Eppure, anche ieri sera a Salerno, la Joya ha dimostrato non solo di essere fondamentale attraverso gol e giocate, ma anche di essere ormai diventata un leader. A dispetto del rigore fallito nel finale, complice anche un campo non in perfette condizioni che lo ha fatto scivolare al momento di calciare, il numero 10 juventino ha offerto un’altra prestazione di livello in questo inizio di stagione, dimostrandosi anche importante punto di appoggio in qualsiasi zona di campo, pronto ad aiutare il compagno in difficoltà, così come gli ha chiesto a più riprese di fare Allegri. L’ennesimo tentativo di rimonta in classifica, così come dopo il pareggio di San Siro con l’Inter, parte ancora una volta dai piedi dell’ex Picciriddu, ormai diventato uomo.
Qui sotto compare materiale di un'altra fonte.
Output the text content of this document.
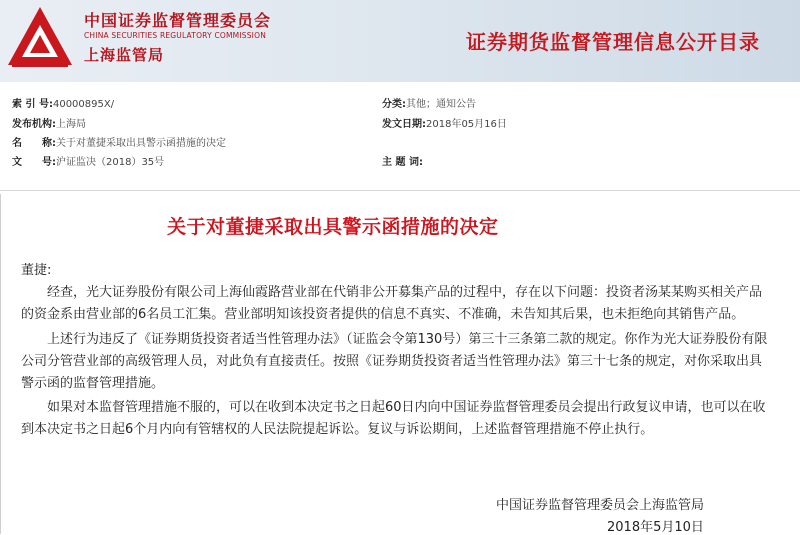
中国证券监督管理委员会
CHINA SECURITIES REGULATORY COMMISSION
上海监管局
证券期货监督管理信息公开目录
索 引 号:40000895X/	分类:其他；通知公告
发布机构:上海局	发文日期:2018年05月16日
名　　称:关于对董捷采取出具警示函措施的决定
文　　号:沪证监决（2018）35号	主 题 词:
关于对董捷采取出具警示函措施的决定
董捷:
　　经查，光大证券股份有限公司上海仙霞路营业部在代销非公开募集产品的过程中，存在以下问题：投资者汤某某购买相关产品
的资金系由营业部的6名员工汇集。营业部明知该投资者提供的信息不真实、不准确，未告知其后果，也未拒绝向其销售产品。
　　上述行为违反了《证券期货投资者适当性管理办法》（证监会令第130号）第三十三条第二款的规定。你作为光大证券股份有限
公司分管营业部的高级管理人员，对此负有直接责任。按照《证券期货投资者适当性管理办法》第三十七条的规定，对你采取出具
警示函的监督管理措施。
　　如果对本监督管理措施不服的，可以在收到本决定书之日起60日内向中国证券监督管理委员会提出行政复议申请，也可以在收
到本决定书之日起6个月内向有管辖权的人民法院提起诉讼。复议与诉讼期间，上述监督管理措施不停止执行。
中国证券监督管理委员会上海监管局
2018年5月10日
Fin qui capocannoniere della Juve in Serie A (anche se i soli quattro gol sono pochini, ma c’è tempo per migliorare la statistica), Dybala attende ora di firmare il tanto agognato rinnovo di cui si parla da ormai diversi mesi. Le lodi per lui si sprecano e, nonostante i mugugni di una parte della tifoseria per le sue condizioni fisiche, questa squadra non può fare a meno dell’argentino. Per arrivare alla firma ci vorrà un importante esborso economico, che di questi tempi non è facile, ma in società tutti sembrano ormai convinti. Dopo stagioni passate all’ombra di Cristiano Ronaldo, il 28enne è finalmente pronto a riprendersi la scena, completando quel processo di maturazione fin qui rimasto in sospeso. Certo, la botta per la partenza a fine agosto di Cr7, nei numeri, non è ancora stata del tutto assorbita ma, se la Vecchia Signora ha ancora qualche possibilità di svoltare dopo un inizio terrificante, il merito è soprattutto del suo futuro capitano.